The Burch colposuspension is an operation to treat female urinary stress incontinence. At surgery the bladder outlet is resupported by 6 permanent sutures suspending the vagina from the pelvic side wall. This operation has previously been regarded as the gold standard in treating stress incontinence with a long-term success rate of 85%.
What is done during the Procedure
A small transverse incision is made in the lower abdomen ( below the pubic hairline). Before the bladder outlet can be safely elevated the bladder needs to be reflected from the vagina. Three permanent sutures are then placed on each side of the bladder neck elevating the vagina to strong ligaments under the pubic bone. This results in the bladder outlet being elevated to its normal position as shown. At the end of your surgery a cystoscopy will be performed to ensure no damage is done to the lower urinary tract.
Surgery will be covered with antibiotics to decrease the risk of infection and blood-thinning agents will be used to decrease the risk of clots forming in the postoperative phase.
Serious complications are rare with this type of surgery. However, no surgery is without risk and the main potential complications are listed below.
- Failure to correct stress incontinence 10%
- Developing urinary urgency or urge incontinence after the operation in 5%
- Urinary tract infections and wound infections in 5%
- Difficulty emptying the bladder that necessitates prolonged catheter use or self catheterisation (<1%)

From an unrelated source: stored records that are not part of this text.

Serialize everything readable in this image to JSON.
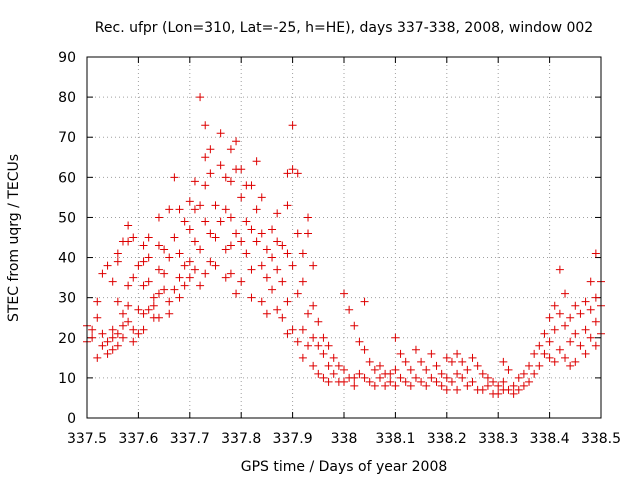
{
  "chart_data": {
    "type": "scatter",
    "title": "Rec. ufpr (Lon=310, Lat=-25, h=HE), days 337-338, 2008, window 002",
    "xlabel": "GPS time / Days of year 2008",
    "ylabel": "STEC from uqrg / TECUs",
    "xlim": [
      337.5,
      338.5
    ],
    "ylim": [
      0,
      90
    ],
    "xticks": [
      337.5,
      337.6,
      337.7,
      337.8,
      337.9,
      338.0,
      338.1,
      338.2,
      338.3,
      338.4,
      338.5
    ],
    "xtick_labels": [
      "337.5",
      "337.6",
      "337.7",
      "337.8",
      "337.9",
      "338",
      "338.1",
      "338.2",
      "338.3",
      "338.4",
      "338.5"
    ],
    "yticks": [
      0,
      10,
      20,
      30,
      40,
      50,
      60,
      70,
      80,
      90
    ],
    "ytick_labels": [
      "0",
      "10",
      "20",
      "30",
      "40",
      "50",
      "60",
      "70",
      "80",
      "90"
    ],
    "grid": true,
    "legend": "none",
    "marker": "+",
    "color": "#dd0000",
    "series": [
      {
        "name": "STEC",
        "points": [
          [
            337.5,
            23
          ],
          [
            337.5,
            19
          ],
          [
            337.51,
            22
          ],
          [
            337.51,
            20
          ],
          [
            337.52,
            29
          ],
          [
            337.52,
            25
          ],
          [
            337.52,
            15
          ],
          [
            337.53,
            36
          ],
          [
            337.53,
            21
          ],
          [
            337.53,
            18
          ],
          [
            337.54,
            19
          ],
          [
            337.54,
            16
          ],
          [
            337.54,
            38
          ],
          [
            337.55,
            20
          ],
          [
            337.55,
            34
          ],
          [
            337.55,
            22
          ],
          [
            337.55,
            17
          ],
          [
            337.56,
            39
          ],
          [
            337.56,
            41
          ],
          [
            337.56,
            29
          ],
          [
            337.56,
            21
          ],
          [
            337.56,
            18
          ],
          [
            337.57,
            26
          ],
          [
            337.57,
            23
          ],
          [
            337.57,
            20
          ],
          [
            337.57,
            44
          ],
          [
            337.58,
            48
          ],
          [
            337.58,
            44
          ],
          [
            337.58,
            33
          ],
          [
            337.58,
            28
          ],
          [
            337.58,
            24
          ],
          [
            337.59,
            22
          ],
          [
            337.59,
            19
          ],
          [
            337.59,
            45
          ],
          [
            337.59,
            35
          ],
          [
            337.6,
            38
          ],
          [
            337.6,
            27
          ],
          [
            337.6,
            21
          ],
          [
            337.61,
            43
          ],
          [
            337.61,
            33
          ],
          [
            337.61,
            26
          ],
          [
            337.61,
            22
          ],
          [
            337.61,
            39
          ],
          [
            337.62,
            45
          ],
          [
            337.62,
            40
          ],
          [
            337.62,
            34
          ],
          [
            337.62,
            27
          ],
          [
            337.63,
            28
          ],
          [
            337.63,
            30
          ],
          [
            337.63,
            25
          ],
          [
            337.64,
            50
          ],
          [
            337.64,
            43
          ],
          [
            337.64,
            37
          ],
          [
            337.64,
            31
          ],
          [
            337.64,
            25
          ],
          [
            337.65,
            42
          ],
          [
            337.65,
            36
          ],
          [
            337.65,
            32
          ],
          [
            337.66,
            52
          ],
          [
            337.66,
            40
          ],
          [
            337.66,
            29
          ],
          [
            337.66,
            26
          ],
          [
            337.67,
            60
          ],
          [
            337.67,
            45
          ],
          [
            337.67,
            32
          ],
          [
            337.68,
            52
          ],
          [
            337.68,
            41
          ],
          [
            337.68,
            35
          ],
          [
            337.68,
            30
          ],
          [
            337.69,
            49
          ],
          [
            337.69,
            38
          ],
          [
            337.69,
            33
          ],
          [
            337.7,
            54
          ],
          [
            337.7,
            47
          ],
          [
            337.7,
            39
          ],
          [
            337.7,
            35
          ],
          [
            337.71,
            59
          ],
          [
            337.71,
            52
          ],
          [
            337.71,
            44
          ],
          [
            337.71,
            37
          ],
          [
            337.72,
            80
          ],
          [
            337.72,
            53
          ],
          [
            337.72,
            42
          ],
          [
            337.72,
            33
          ],
          [
            337.73,
            73
          ],
          [
            337.73,
            65
          ],
          [
            337.73,
            58
          ],
          [
            337.73,
            49
          ],
          [
            337.73,
            36
          ],
          [
            337.74,
            67
          ],
          [
            337.74,
            61
          ],
          [
            337.74,
            46
          ],
          [
            337.74,
            39
          ],
          [
            337.75,
            53
          ],
          [
            337.75,
            45
          ],
          [
            337.75,
            38
          ],
          [
            337.76,
            71
          ],
          [
            337.76,
            63
          ],
          [
            337.76,
            49
          ],
          [
            337.77,
            60
          ],
          [
            337.77,
            52
          ],
          [
            337.77,
            42
          ],
          [
            337.77,
            35
          ],
          [
            337.78,
            67
          ],
          [
            337.78,
            59
          ],
          [
            337.78,
            50
          ],
          [
            337.78,
            43
          ],
          [
            337.78,
            36
          ],
          [
            337.79,
            69
          ],
          [
            337.79,
            62
          ],
          [
            337.79,
            46
          ],
          [
            337.79,
            31
          ],
          [
            337.8,
            62
          ],
          [
            337.8,
            55
          ],
          [
            337.8,
            44
          ],
          [
            337.8,
            34
          ],
          [
            337.81,
            58
          ],
          [
            337.81,
            49
          ],
          [
            337.81,
            41
          ],
          [
            337.82,
            58
          ],
          [
            337.82,
            47
          ],
          [
            337.82,
            37
          ],
          [
            337.82,
            30
          ],
          [
            337.83,
            64
          ],
          [
            337.83,
            52
          ],
          [
            337.83,
            44
          ],
          [
            337.84,
            55
          ],
          [
            337.84,
            46
          ],
          [
            337.84,
            38
          ],
          [
            337.84,
            29
          ],
          [
            337.85,
            42
          ],
          [
            337.85,
            35
          ],
          [
            337.85,
            26
          ],
          [
            337.86,
            47
          ],
          [
            337.86,
            40
          ],
          [
            337.86,
            32
          ],
          [
            337.87,
            51
          ],
          [
            337.87,
            44
          ],
          [
            337.87,
            37
          ],
          [
            337.87,
            27
          ],
          [
            337.88,
            43
          ],
          [
            337.88,
            34
          ],
          [
            337.88,
            25
          ],
          [
            337.89,
            61
          ],
          [
            337.89,
            53
          ],
          [
            337.89,
            41
          ],
          [
            337.89,
            29
          ],
          [
            337.89,
            21
          ],
          [
            337.9,
            73
          ],
          [
            337.9,
            62
          ],
          [
            337.9,
            38
          ],
          [
            337.9,
            22
          ],
          [
            337.91,
            61
          ],
          [
            337.91,
            46
          ],
          [
            337.91,
            31
          ],
          [
            337.91,
            19
          ],
          [
            337.92,
            41
          ],
          [
            337.92,
            34
          ],
          [
            337.92,
            22
          ],
          [
            337.92,
            15
          ],
          [
            337.93,
            50
          ],
          [
            337.93,
            46
          ],
          [
            337.93,
            26
          ],
          [
            337.93,
            18
          ],
          [
            337.94,
            38
          ],
          [
            337.94,
            28
          ],
          [
            337.94,
            20
          ],
          [
            337.94,
            13
          ],
          [
            337.95,
            24
          ],
          [
            337.95,
            18
          ],
          [
            337.95,
            11
          ],
          [
            337.96,
            20
          ],
          [
            337.96,
            16
          ],
          [
            337.96,
            10
          ],
          [
            337.97,
            18
          ],
          [
            337.97,
            13
          ],
          [
            337.97,
            9
          ],
          [
            337.98,
            15
          ],
          [
            337.98,
            11
          ],
          [
            337.99,
            13
          ],
          [
            337.99,
            9
          ],
          [
            338.0,
            31
          ],
          [
            338.0,
            12
          ],
          [
            338.0,
            9
          ],
          [
            338.01,
            27
          ],
          [
            338.01,
            10
          ],
          [
            338.02,
            23
          ],
          [
            338.02,
            10
          ],
          [
            338.02,
            8
          ],
          [
            338.03,
            19
          ],
          [
            338.03,
            11
          ],
          [
            338.04,
            29
          ],
          [
            338.04,
            17
          ],
          [
            338.04,
            10
          ],
          [
            338.05,
            14
          ],
          [
            338.05,
            9
          ],
          [
            338.06,
            12
          ],
          [
            338.06,
            8
          ],
          [
            338.07,
            13
          ],
          [
            338.07,
            10
          ],
          [
            338.08,
            11
          ],
          [
            338.08,
            8
          ],
          [
            338.09,
            11
          ],
          [
            338.09,
            9
          ],
          [
            338.1,
            20
          ],
          [
            338.1,
            12
          ],
          [
            338.1,
            8
          ],
          [
            338.11,
            16
          ],
          [
            338.11,
            10
          ],
          [
            338.12,
            14
          ],
          [
            338.12,
            9
          ],
          [
            338.13,
            12
          ],
          [
            338.13,
            8
          ],
          [
            338.14,
            17
          ],
          [
            338.14,
            10
          ],
          [
            338.15,
            14
          ],
          [
            338.15,
            9
          ],
          [
            338.16,
            12
          ],
          [
            338.16,
            8
          ],
          [
            338.17,
            16
          ],
          [
            338.17,
            10
          ],
          [
            338.18,
            13
          ],
          [
            338.18,
            9
          ],
          [
            338.19,
            11
          ],
          [
            338.19,
            8
          ],
          [
            338.2,
            15
          ],
          [
            338.2,
            10
          ],
          [
            338.2,
            7
          ],
          [
            338.21,
            14
          ],
          [
            338.21,
            9
          ],
          [
            338.22,
            16
          ],
          [
            338.22,
            11
          ],
          [
            338.22,
            7
          ],
          [
            338.23,
            14
          ],
          [
            338.23,
            10
          ],
          [
            338.24,
            12
          ],
          [
            338.24,
            8
          ],
          [
            338.25,
            15
          ],
          [
            338.25,
            9
          ],
          [
            338.26,
            13
          ],
          [
            338.26,
            7
          ],
          [
            338.27,
            11
          ],
          [
            338.27,
            7
          ],
          [
            338.28,
            10
          ],
          [
            338.28,
            8
          ],
          [
            338.29,
            9
          ],
          [
            338.29,
            6
          ],
          [
            338.3,
            8
          ],
          [
            338.3,
            6
          ],
          [
            338.31,
            14
          ],
          [
            338.31,
            9
          ],
          [
            338.31,
            7
          ],
          [
            338.32,
            12
          ],
          [
            338.32,
            7
          ],
          [
            338.33,
            8
          ],
          [
            338.33,
            6
          ],
          [
            338.34,
            10
          ],
          [
            338.34,
            7
          ],
          [
            338.35,
            11
          ],
          [
            338.35,
            8
          ],
          [
            338.36,
            13
          ],
          [
            338.36,
            9
          ],
          [
            338.37,
            16
          ],
          [
            338.37,
            11
          ],
          [
            338.38,
            18
          ],
          [
            338.38,
            13
          ],
          [
            338.39,
            21
          ],
          [
            338.39,
            16
          ],
          [
            338.4,
            25
          ],
          [
            338.4,
            19
          ],
          [
            338.4,
            15
          ],
          [
            338.41,
            28
          ],
          [
            338.41,
            22
          ],
          [
            338.41,
            14
          ],
          [
            338.42,
            37
          ],
          [
            338.42,
            26
          ],
          [
            338.42,
            17
          ],
          [
            338.43,
            31
          ],
          [
            338.43,
            23
          ],
          [
            338.43,
            15
          ],
          [
            338.44,
            25
          ],
          [
            338.44,
            19
          ],
          [
            338.44,
            13
          ],
          [
            338.45,
            28
          ],
          [
            338.45,
            21
          ],
          [
            338.45,
            14
          ],
          [
            338.46,
            26
          ],
          [
            338.46,
            18
          ],
          [
            338.47,
            29
          ],
          [
            338.47,
            22
          ],
          [
            338.47,
            16
          ],
          [
            338.48,
            34
          ],
          [
            338.48,
            27
          ],
          [
            338.48,
            20
          ],
          [
            338.49,
            41
          ],
          [
            338.49,
            30
          ],
          [
            338.49,
            24
          ],
          [
            338.49,
            18
          ],
          [
            338.5,
            34
          ],
          [
            338.5,
            28
          ],
          [
            338.5,
            21
          ]
        ]
      }
    ]
  }
}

- Blood loss requiring transfusion < 1%
- Clotting in the legs or lungs <1%.
- Damage to the bladder or lower urinary tract <1% patients.
- The development of new vaginal prolapse after the operation in 10% of patients.

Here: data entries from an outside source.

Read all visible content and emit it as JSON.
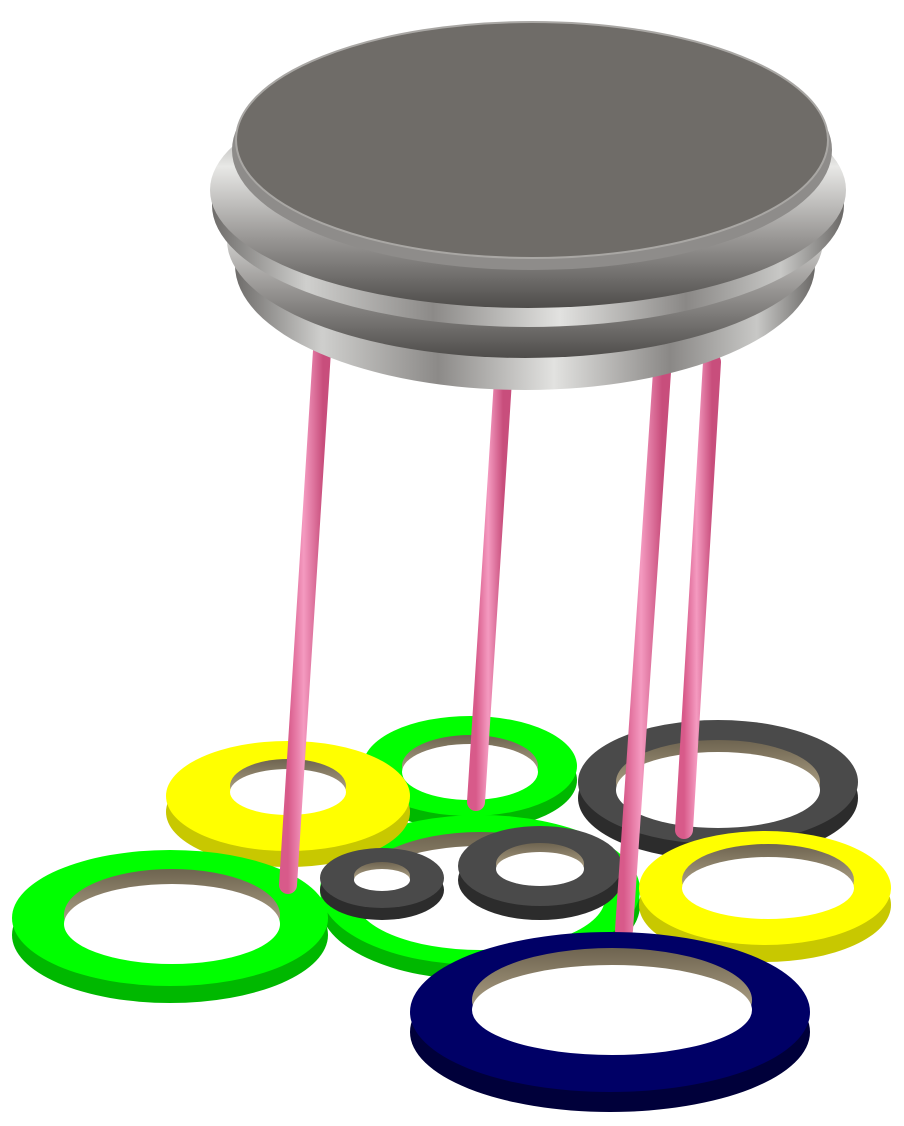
{
  "scene": {
    "background": "#ffffff",
    "components": {
      "cap": {
        "top_color": "#6f6c68",
        "body_color": "#9a9896",
        "highlight_color": "#d6d6d4"
      },
      "leads": {
        "count": 4,
        "color": "#ee7aa6"
      },
      "rings": [
        {
          "name": "yellow-ring-left",
          "color": "#ffff00"
        },
        {
          "name": "green-ring-top",
          "color": "#00ff00"
        },
        {
          "name": "dark-ring-right",
          "color": "#4a4a4a"
        },
        {
          "name": "green-ring-left",
          "color": "#00ff00"
        },
        {
          "name": "green-ring-middle",
          "color": "#00ff00"
        },
        {
          "name": "small-dark-ring",
          "color": "#4a4a4a"
        },
        {
          "name": "medium-dark-ring",
          "color": "#4a4a4a"
        },
        {
          "name": "yellow-ring-right",
          "color": "#ffff00"
        },
        {
          "name": "navy-ring",
          "color": "#000066"
        }
      ]
    }
  }
}
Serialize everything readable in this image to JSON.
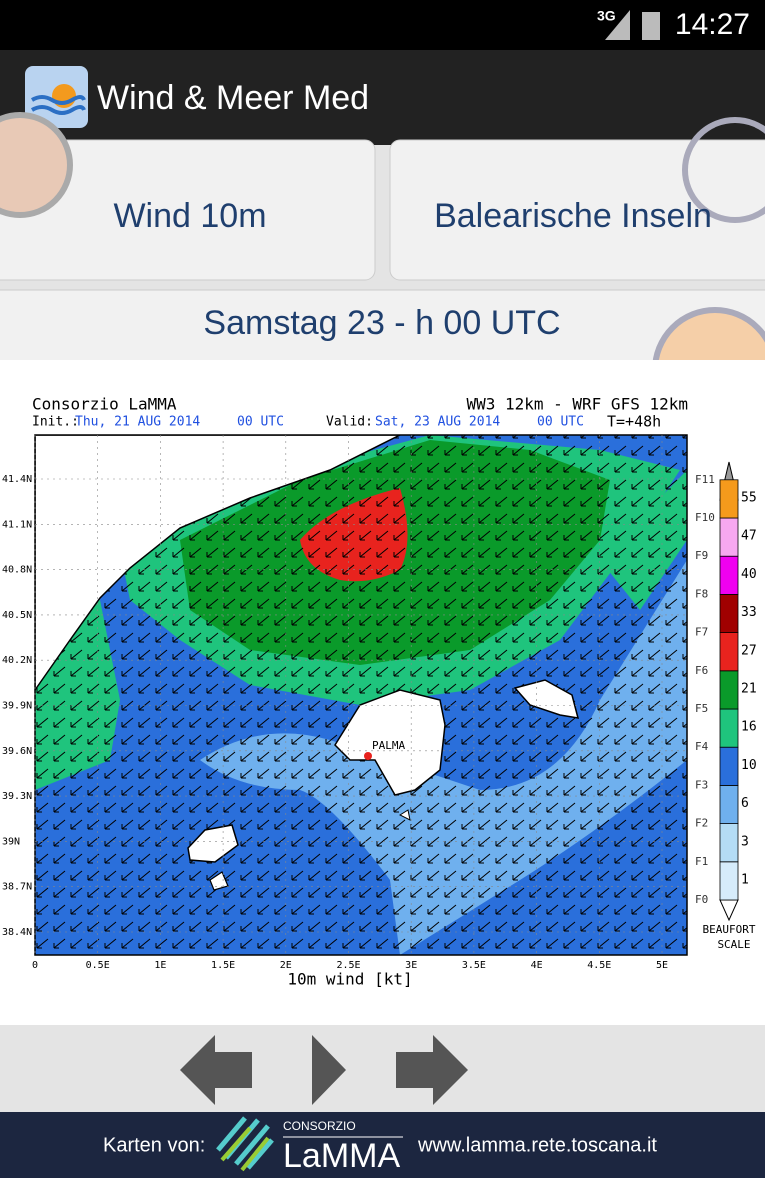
{
  "status_bar": {
    "network": "3G",
    "time": "14:27"
  },
  "action_bar": {
    "title": "Wind & Meer Med"
  },
  "buttons": {
    "parameter": "Wind 10m",
    "region": "Balearische Inseln",
    "time": "Samstag 23 - h 00 UTC"
  },
  "map": {
    "source": "Consorzio LaMMA",
    "model": "WW3 12km - WRF GFS 12km",
    "init_label": "Init.:",
    "init_date": "Thu, 21 AUG 2014",
    "init_time": "00 UTC",
    "valid_label": "Valid:",
    "valid_date": "Sat, 23 AUG 2014",
    "valid_time": "00 UTC",
    "lead": "T=+48h",
    "lat_labels": [
      "41.4N",
      "41.1N",
      "40.8N",
      "40.5N",
      "40.2N",
      "39.9N",
      "39.6N",
      "39.3N",
      "39N",
      "38.7N",
      "38.4N"
    ],
    "lon_labels": [
      "0",
      "0.5E",
      "1E",
      "1.5E",
      "2E",
      "2.5E",
      "3E",
      "3.5E",
      "4E",
      "4.5E",
      "5E"
    ],
    "x_label": "10m wind [kt]",
    "place": "PALMA"
  },
  "legend": {
    "beaufort": [
      "F0",
      "F1",
      "F2",
      "F3",
      "F4",
      "F5",
      "F6",
      "F7",
      "F8",
      "F9",
      "F10",
      "F11"
    ],
    "knots": [
      1,
      3,
      6,
      10,
      16,
      21,
      27,
      33,
      40,
      47,
      55
    ],
    "title": [
      "BEAUFORT",
      "SCALE"
    ]
  },
  "footer": {
    "label": "Karten von:",
    "logo_top": "CONSORZIO",
    "logo_name": "LaMMA",
    "url": "www.lamma.rete.toscana.it"
  }
}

- Long-term pubic pain < 1%.
You can expect a 3-4 day hospitalisation. After the operation you will have an I.V. drip in your arm for several days and a small catheter will drain your bladder for 2-3 days. In the early postoperative period the nurses will check that you are emptying your bladder appropriately.

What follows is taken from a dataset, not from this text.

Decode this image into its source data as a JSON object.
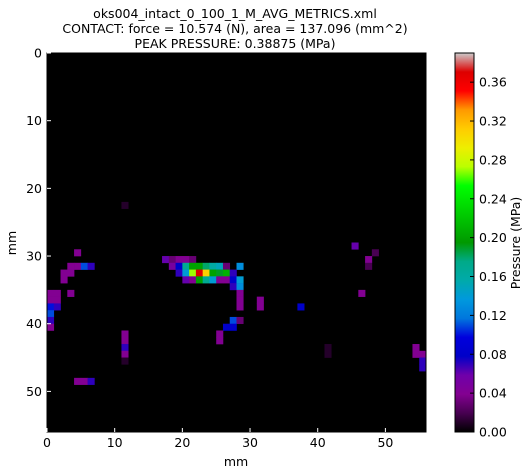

In the early postoperative period you should avoid situations where excessive pressure is placed on the repair ie lifting, straining, coughing and constipation. Maximal fibrosis around the repair occurs at 3 months and care needs to be taken during this time. If you develop urinary burning, frequency or urgency you may have a bladder infection and your local medical officer should be contacted. You will see Dr Maher at 6 weeks and sexual activity can usually be safely resumed at this time. You can return to work at approximately 3-6 weeks, depending on the amount of strain that will be placed on the repair at your work and on how you feel.
Avoiding heavy lifting, weight gain and smoking can minimize failure of the procedure in the longterm. If you have any questions about this information, you should speak to Dr. Maher before your operation.